Post-processing neuroimaging harmonization
RAVEL harmonization may be more important for MRI markers than PET markers (Minhas et al., 2020). If an alternative PET harmonization approach is needed, we will apply post-processing statistical harmonization methods using ComBat (Fortin et al., 2018). In this case, regression-based harmonization is performed using PET SUVR based on FreeSurfer ROIs which have not been harmonized with RAVEL. Similar to the second step of RAVEL, it removes scanner effects while maintaining participant characteristic-related variance of interest when these variables are added to the harmonization model. ComBat is computationally efficient to use (Fortin et al., 2018) and can remove non-biological sources of variance when harmonized data acquisition protocols were not used (Fortin et al., 2018). It has been demonstrated to be effective when applied to multiple neuroimaging measures including GM volume, cortical thickness, diffusion tensor imaging, and fMRI (Fortin et al., 2017, 2018; Yu et al., 2018; Pomponio et al., 2020) and is implemented in R (Fortin, 2020).
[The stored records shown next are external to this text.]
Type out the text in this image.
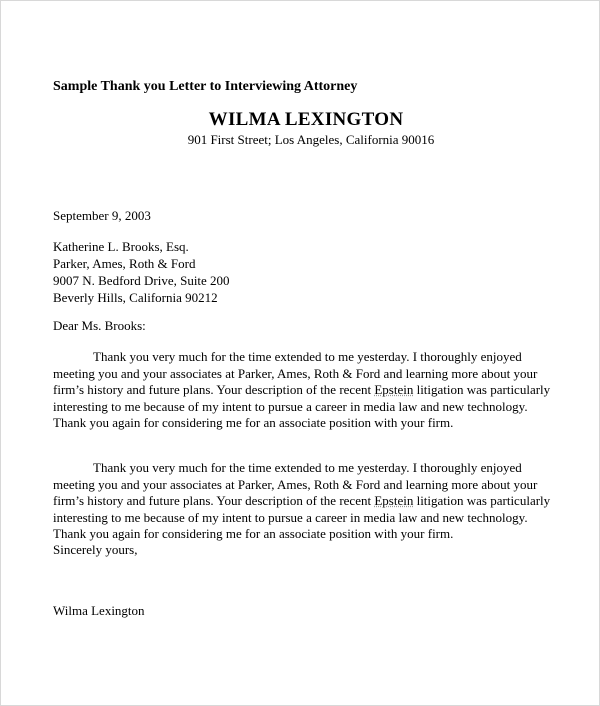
Sample Thank you Letter to Interviewing Attorney
WILMA LEXINGTON
901 First Street; Los Angeles, California 90016
September 9, 2003
Katherine L. Brooks, Esq.
Parker, Ames, Roth & Ford
9007 N. Bedford Drive, Suite 200
Beverly Hills, California 90212
Dear Ms. Brooks:
Thank you very much for the time extended to me yesterday. I thoroughly enjoyed
meeting you and your associates at Parker, Ames, Roth & Ford and learning more about your
firm’s history and future plans. Your description of the recent Epstein litigation was particularly
interesting to me because of my intent to pursue a career in media law and new technology.
Thank you again for considering me for an associate position with your firm.
Thank you very much for the time extended to me yesterday. I thoroughly enjoyed
meeting you and your associates at Parker, Ames, Roth & Ford and learning more about your
firm’s history and future plans. Your description of the recent Epstein litigation was particularly
interesting to me because of my intent to pursue a career in media law and new technology.
Thank you again for considering me for an associate position with your firm.
Sincerely yours,
Wilma Lexington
Harmonization for external validity analyses
We will leverage availability of data from a local county-wide population-representative sample from the Behavioral Risk Factor Surveillance System (BRFSS; https://www.cdc.gov/brfss/). Carrying out these analyses requires that our overall ADRD dataset and the BRFSS dataset are stacked, thus requiring harmonization. We can then use variables that were measured in both the BRFSS and in our contributing ADRD studies to correct for selection (e.g., demographics and cardiovascular risk factors/common comorbidities of aging). For example, if men in the ADRD studies are much more likely to be married than men in the BRFSS, whereas for women marital status does not differ substantially, we can upweight unmarried men in our ADRD studies so the joint distribution of sex and marital status in our analyzed data matches the joint distribution in the population. We will use the two main G-methods for these external validity analyses: (1) inverse probability weighting (IPW) for sampling and (2) G-computation (Bareinboim and Pearl, 2016; Lesko et al., 2017; Westreich et al., 2017). This will allow us to adjust the estimates from our study sample and make them more generalizable to the target population.
Conclusion
Studies of ADRD have proliferated and data sharing has increased and will be an NIH requirement as of January 2023 (see NIH Policy for Data Management and Sharing: https://grants.nih.gov/grants/guide/notice-files/NOT-OD-21-013.html). While several data resources listed in Table 2 provide data already harmonized and ready to use in analysis, many of the data resources listed are opportunities to discover and request original data only. Investigators requesting data will very often need to harmonize the data themselves, yet without access to ready guidance as to how to carry out and report the retrospective harmonization according to best practices in the field, especially across the multiple types of data ADRD population neuroscientists work with. This is a recipe for an “anything goes” approach, and it has been shown that harmonization and reporting practices vary widely across studies (Fortier et al., 2017). We hope this Tutorial will help begin to fill this gap. Finally, we recommend that new and existing investigators help develop further best practices and training materials for our field to standardize and enhance rigor across approaches.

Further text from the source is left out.